Tuesday, April 22, 2008

Love Divine and the kitchen sink...

I miss the old hymns. The language, the images, like poetry from another time and place in our Christian history, can be both memory and inspiration. One of my favorites, Love Divine, written by Charles Wesley, was a favorite of our song director Mrs. Morris at Clayattville Baptist Church. It was a little high in spots for most of us but we loved hearing her clear sweet soprano voice hit that e flat. As a child I understood most of the words, all the important ones, and it remains one of the theme songs for my life.
“Love divine, all love excelling, joy of heaven to earth come down!” That exclamation point sets the tone for the whole hymn. Everything that really matters to me is contained in that one phrase. God, who is love beyond our understanding, joy of heaven, came to earth and is still coming to earth. Each of the verses that follow, like a good paragraph, begins with a topic phrase. “Breathe, O breathe thy loving Spirit into every troubled breast!... Come Almighty to deliver, let us all thy life receive;...Finish then thy new creation, pure and spotless let us be...”The breath we breathe can become the loving Spirit of God. We can receive new life in love, become a finished new creation, pure and spotless.
The old timers had no problem with asking God’s help, naming how God could help, believing God would help and it was personal. “Take away our bent to sinning; Alpha and Omega be; End of faith as its beginning, set our hearts at liberty.” Every morning I need to pray this prayer. Like Paul what I would do, I do not do. What I ought to do, I don’t. Those things I shouldn’t do, I do them every time! The deliciousness of doing good and the equal tastiness of doing what I shouldn’t...what a contradiction in being!

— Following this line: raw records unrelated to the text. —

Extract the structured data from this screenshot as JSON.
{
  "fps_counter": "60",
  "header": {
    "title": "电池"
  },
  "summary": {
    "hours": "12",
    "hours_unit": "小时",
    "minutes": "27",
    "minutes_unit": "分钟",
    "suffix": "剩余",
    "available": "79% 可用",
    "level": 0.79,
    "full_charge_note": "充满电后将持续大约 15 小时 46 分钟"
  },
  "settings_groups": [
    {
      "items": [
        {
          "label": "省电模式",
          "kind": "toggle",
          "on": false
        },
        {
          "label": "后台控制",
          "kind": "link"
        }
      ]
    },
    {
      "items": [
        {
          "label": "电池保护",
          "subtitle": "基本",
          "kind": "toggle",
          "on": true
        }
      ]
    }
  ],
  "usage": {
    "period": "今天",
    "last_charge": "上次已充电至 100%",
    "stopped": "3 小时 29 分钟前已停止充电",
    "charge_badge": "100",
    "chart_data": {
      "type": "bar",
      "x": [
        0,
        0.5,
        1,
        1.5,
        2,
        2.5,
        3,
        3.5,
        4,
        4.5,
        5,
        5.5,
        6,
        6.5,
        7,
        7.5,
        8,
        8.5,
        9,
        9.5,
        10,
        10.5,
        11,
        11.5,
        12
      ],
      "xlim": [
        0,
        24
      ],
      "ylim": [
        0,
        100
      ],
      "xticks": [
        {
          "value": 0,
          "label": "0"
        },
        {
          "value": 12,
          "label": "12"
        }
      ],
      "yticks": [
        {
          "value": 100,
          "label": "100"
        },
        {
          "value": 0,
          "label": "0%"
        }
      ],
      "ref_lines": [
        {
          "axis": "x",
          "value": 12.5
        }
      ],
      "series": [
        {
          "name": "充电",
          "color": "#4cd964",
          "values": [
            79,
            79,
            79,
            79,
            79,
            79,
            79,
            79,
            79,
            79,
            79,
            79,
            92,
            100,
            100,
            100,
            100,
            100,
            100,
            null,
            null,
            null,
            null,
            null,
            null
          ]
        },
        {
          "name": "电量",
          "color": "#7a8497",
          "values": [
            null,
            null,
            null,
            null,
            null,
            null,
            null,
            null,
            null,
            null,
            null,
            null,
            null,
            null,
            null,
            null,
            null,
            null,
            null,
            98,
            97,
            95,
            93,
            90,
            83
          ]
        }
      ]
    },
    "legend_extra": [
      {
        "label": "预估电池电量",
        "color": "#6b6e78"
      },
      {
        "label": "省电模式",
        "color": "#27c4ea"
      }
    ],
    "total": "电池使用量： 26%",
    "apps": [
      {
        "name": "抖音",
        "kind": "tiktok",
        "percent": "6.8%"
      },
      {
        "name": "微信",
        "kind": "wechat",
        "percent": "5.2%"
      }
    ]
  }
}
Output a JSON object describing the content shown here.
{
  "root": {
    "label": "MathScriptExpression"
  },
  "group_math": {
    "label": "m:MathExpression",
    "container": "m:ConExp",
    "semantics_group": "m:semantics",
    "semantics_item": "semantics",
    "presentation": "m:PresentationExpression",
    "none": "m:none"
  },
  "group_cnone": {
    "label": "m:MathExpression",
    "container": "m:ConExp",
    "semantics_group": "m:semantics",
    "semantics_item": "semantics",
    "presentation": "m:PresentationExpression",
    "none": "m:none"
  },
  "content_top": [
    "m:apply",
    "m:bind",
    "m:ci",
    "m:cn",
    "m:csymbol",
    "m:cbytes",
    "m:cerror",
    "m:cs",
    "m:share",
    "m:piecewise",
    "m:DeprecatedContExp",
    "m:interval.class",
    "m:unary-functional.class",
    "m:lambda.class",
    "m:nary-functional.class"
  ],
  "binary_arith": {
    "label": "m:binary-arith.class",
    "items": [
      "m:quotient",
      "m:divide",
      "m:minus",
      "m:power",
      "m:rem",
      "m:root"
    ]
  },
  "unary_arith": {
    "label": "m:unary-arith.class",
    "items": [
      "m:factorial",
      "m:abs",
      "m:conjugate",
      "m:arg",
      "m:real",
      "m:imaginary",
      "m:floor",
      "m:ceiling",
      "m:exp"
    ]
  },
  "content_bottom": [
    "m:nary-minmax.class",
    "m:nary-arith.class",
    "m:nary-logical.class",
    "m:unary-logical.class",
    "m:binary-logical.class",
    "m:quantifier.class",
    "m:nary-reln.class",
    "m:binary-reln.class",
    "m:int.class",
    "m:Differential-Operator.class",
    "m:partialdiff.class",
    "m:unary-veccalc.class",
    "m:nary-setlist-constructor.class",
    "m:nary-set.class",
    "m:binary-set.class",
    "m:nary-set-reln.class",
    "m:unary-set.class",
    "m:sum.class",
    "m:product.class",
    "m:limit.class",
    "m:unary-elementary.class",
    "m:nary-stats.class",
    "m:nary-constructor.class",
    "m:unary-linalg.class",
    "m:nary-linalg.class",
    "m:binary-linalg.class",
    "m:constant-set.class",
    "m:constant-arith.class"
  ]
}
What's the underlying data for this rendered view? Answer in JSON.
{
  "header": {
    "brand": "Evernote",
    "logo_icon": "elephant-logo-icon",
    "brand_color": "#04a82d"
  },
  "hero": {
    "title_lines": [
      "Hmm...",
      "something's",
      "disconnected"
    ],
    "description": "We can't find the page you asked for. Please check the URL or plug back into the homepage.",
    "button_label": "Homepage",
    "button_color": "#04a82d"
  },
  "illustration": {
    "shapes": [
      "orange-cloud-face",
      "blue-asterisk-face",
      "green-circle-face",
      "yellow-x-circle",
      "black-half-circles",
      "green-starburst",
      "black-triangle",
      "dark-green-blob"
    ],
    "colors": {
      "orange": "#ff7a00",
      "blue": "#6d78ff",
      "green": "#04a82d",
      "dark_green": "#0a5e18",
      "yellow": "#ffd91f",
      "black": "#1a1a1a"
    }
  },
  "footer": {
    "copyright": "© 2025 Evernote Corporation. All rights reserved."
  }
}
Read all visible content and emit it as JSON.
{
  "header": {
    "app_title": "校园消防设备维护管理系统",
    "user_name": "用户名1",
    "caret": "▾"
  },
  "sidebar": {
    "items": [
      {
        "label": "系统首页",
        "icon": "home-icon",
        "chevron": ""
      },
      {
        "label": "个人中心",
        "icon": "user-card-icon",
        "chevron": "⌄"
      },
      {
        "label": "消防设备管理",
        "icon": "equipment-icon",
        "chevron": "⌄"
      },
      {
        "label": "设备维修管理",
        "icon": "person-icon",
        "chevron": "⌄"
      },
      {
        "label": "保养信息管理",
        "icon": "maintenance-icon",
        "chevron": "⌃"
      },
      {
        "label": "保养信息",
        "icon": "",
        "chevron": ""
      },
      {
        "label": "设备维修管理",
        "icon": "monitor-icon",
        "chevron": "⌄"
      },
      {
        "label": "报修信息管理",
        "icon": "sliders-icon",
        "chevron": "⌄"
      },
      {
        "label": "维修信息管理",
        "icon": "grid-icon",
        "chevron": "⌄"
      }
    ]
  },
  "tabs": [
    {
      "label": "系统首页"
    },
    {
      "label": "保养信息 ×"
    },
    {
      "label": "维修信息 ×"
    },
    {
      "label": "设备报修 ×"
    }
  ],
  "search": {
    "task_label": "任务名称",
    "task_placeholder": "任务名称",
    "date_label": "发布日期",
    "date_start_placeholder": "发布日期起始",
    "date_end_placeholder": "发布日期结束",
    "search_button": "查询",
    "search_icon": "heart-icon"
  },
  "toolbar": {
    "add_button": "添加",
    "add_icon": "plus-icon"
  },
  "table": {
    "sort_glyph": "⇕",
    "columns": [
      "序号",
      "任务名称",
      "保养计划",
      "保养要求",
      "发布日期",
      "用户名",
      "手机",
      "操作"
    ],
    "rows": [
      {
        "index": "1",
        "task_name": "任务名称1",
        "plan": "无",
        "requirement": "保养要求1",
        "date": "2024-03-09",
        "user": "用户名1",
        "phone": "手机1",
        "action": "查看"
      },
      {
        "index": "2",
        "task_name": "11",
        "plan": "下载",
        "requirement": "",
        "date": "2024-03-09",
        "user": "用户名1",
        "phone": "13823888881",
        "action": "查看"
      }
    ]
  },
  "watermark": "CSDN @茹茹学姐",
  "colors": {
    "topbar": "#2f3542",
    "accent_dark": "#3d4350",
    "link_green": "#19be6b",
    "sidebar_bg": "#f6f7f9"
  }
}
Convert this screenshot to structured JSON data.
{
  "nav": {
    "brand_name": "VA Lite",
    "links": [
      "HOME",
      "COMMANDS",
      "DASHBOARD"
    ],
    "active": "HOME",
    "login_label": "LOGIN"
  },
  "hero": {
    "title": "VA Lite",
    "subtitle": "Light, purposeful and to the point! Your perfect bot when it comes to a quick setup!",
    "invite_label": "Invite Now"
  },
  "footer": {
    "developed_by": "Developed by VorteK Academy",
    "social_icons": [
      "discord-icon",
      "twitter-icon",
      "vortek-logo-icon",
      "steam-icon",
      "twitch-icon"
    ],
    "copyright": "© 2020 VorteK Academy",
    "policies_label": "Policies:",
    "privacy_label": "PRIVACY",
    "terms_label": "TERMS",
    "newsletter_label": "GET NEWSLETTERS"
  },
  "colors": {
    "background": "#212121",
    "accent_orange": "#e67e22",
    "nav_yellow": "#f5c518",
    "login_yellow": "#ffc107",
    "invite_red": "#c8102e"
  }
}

Sin is a four letter word for most of us these days but no other word works for me in naming how I fall short of the glory of God. It is a curious paradox that recognition of myself as a sinner sets me free. I do not have to try to be perfect, get it all done, get it all done right, save the world and myself and all the generations to come. I do my part, small though it might be, and leave perfection, perfect Love, up to God. And in letting go of the dream of the perfect me, of being in control of me, I find the beginning and the end of my faith, Alpha and Omega. A heart set at liberty can sing a song of praise and thanksgiving for the wonderful complicated mysterious gift of life.
I think I’ll go play the piano and sing for awhile... let the dishes sit in the sink while I remember where I came from and where I am going.